Conference materials and publications
- AppSec California: Conference took place in February.
Tools
- Visual Studio for Windows, OS X, and Linux: Microsoft’s Visual Studio IDE is now available for free on OS X and Linux, in addition to Windows. This appears to be even more stripped down than previous community editions, in that it can’t even open .vcxproj files.
- Local Administrator Password Solution (LAPS): Microsoft has released a tool called LAPS to deal with the issue of using a common local account with an identical password on every computer in a domain. LAPS resolves this issue by setting a different, random password for the common local administrator account on every computer in the domain. Domain administrators using the solution can determine which users, such as helpdesk administrators, are authorized to read passwords.

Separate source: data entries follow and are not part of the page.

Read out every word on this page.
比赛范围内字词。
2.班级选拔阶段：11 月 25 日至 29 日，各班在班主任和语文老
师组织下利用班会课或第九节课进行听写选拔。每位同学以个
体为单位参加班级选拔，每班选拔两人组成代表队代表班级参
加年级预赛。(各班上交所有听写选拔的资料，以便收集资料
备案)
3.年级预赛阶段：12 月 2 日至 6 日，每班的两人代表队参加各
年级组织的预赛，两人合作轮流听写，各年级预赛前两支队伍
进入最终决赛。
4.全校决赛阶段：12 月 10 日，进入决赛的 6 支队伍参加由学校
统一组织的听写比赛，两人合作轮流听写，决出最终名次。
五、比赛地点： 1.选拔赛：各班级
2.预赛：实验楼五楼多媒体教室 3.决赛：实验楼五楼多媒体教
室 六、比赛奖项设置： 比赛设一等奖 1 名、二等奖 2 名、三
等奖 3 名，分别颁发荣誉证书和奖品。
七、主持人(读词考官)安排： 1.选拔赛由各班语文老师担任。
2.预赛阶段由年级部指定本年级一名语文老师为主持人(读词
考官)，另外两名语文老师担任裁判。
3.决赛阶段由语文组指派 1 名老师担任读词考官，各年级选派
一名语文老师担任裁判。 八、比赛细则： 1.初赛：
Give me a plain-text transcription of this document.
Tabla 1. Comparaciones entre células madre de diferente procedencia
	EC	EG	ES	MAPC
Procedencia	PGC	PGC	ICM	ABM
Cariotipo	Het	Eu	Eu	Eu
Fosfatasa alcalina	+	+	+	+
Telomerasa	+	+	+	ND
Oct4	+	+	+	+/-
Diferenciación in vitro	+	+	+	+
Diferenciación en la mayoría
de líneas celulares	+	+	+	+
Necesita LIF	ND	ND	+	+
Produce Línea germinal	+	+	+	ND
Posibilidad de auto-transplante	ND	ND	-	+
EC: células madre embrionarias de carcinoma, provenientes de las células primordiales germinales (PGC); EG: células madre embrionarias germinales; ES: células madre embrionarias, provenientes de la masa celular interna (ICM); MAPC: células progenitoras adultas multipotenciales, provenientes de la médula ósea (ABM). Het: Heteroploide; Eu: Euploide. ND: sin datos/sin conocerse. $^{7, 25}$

- go-fuzz: A fuzzer for Go code based on the AFL fuzzer. Due to Go being memory safe, it’s unlikely to find any security vulnerabilities, but it has found a number of bugs.
- vortessence: A tool to partially automate memory forensics analysis. It provides a web based GUI front-end to Volatility along with some other niceties.
Other reads
- WordPress 4.2 Stored XSS: Vulnerabilities, especially in WordPress aren’t that interesting, because honestly, it’s expected for new vulns to be regularly found in WordPress because it has had so many (almost 200 CVE’s). What’s interesting about this one is the vuln uses comments that are larger than 64KB which causes WordPress’s checks to fail.
- How Antivirus can lower your HTTPS security: In the wake of Superfish and Privdog that intercepts TLS connections to be able to manipulate HTTPS, someone looked at Kaspersky which intercepts HTTPS traffic in order to be able to scan it for malware, and apparently it is susceptible to FREAK and CRIME attacks, along with disabling HTTP Public Key Pinning.
- Websense employees targeted with spear-phishing emails following acquisition by Raytheon: Spear phishing attacks, by definition, use information relevant to their victims to trick them. This one is interesting both in how it is using information that is relevant to the whole company, and also in that it is going after a security company.